Why patents?

Consumers and buyers don’t like monopolies because they don’t give us choice. Yet when the government provides someone with a patent, isn’t that exactly what they’re doing, creating a monopoly? N.C. State University economist Mike Walden weighs in.

“The rationale for this — and it’s been around a long time, and most countries do it — is that developing a new idea or developing an invention is very expensive, and there’s no assurance of payoff. There are lots of examples of things out there that people have invented and they’ve just not paid off. And yet we need ideas and inventions. You can make the argument that’s the only way we get ahead in our life economically is by having new inventions and new technologies develop which will improve our standard of living.

“So, what are you going to do to encourage people to … have a new idea and have an invention and put their time and effort into it, not knowing if it’s going to pay off?
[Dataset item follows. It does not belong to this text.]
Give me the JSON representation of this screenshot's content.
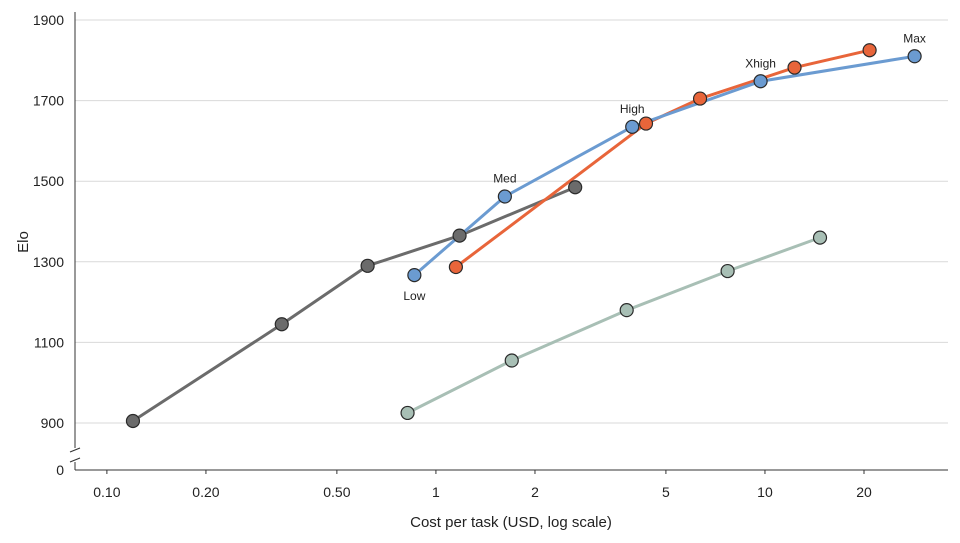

Well … if they do come up with something, give them exclusive … rights over that invention for a period of time. And that’s what we call a patent.

“Usually that period of time is around 20 years. And very interesting … this did not make headlines, but just recently … the U.S. Congress in a very bipartisan fashion just renewed our patent law. They tweaked it a little bit, but they just renewed our patent law for the nation. And what … that tells me — in the sense that it was very bipartisan, you didn’t see a lot of bickering over that — is that our elected officials know how crucial this is to the future of our country — to, yes, give someone … an exclusive right to a product or an invention for a short period of time, in order to encourage that process from continuing.”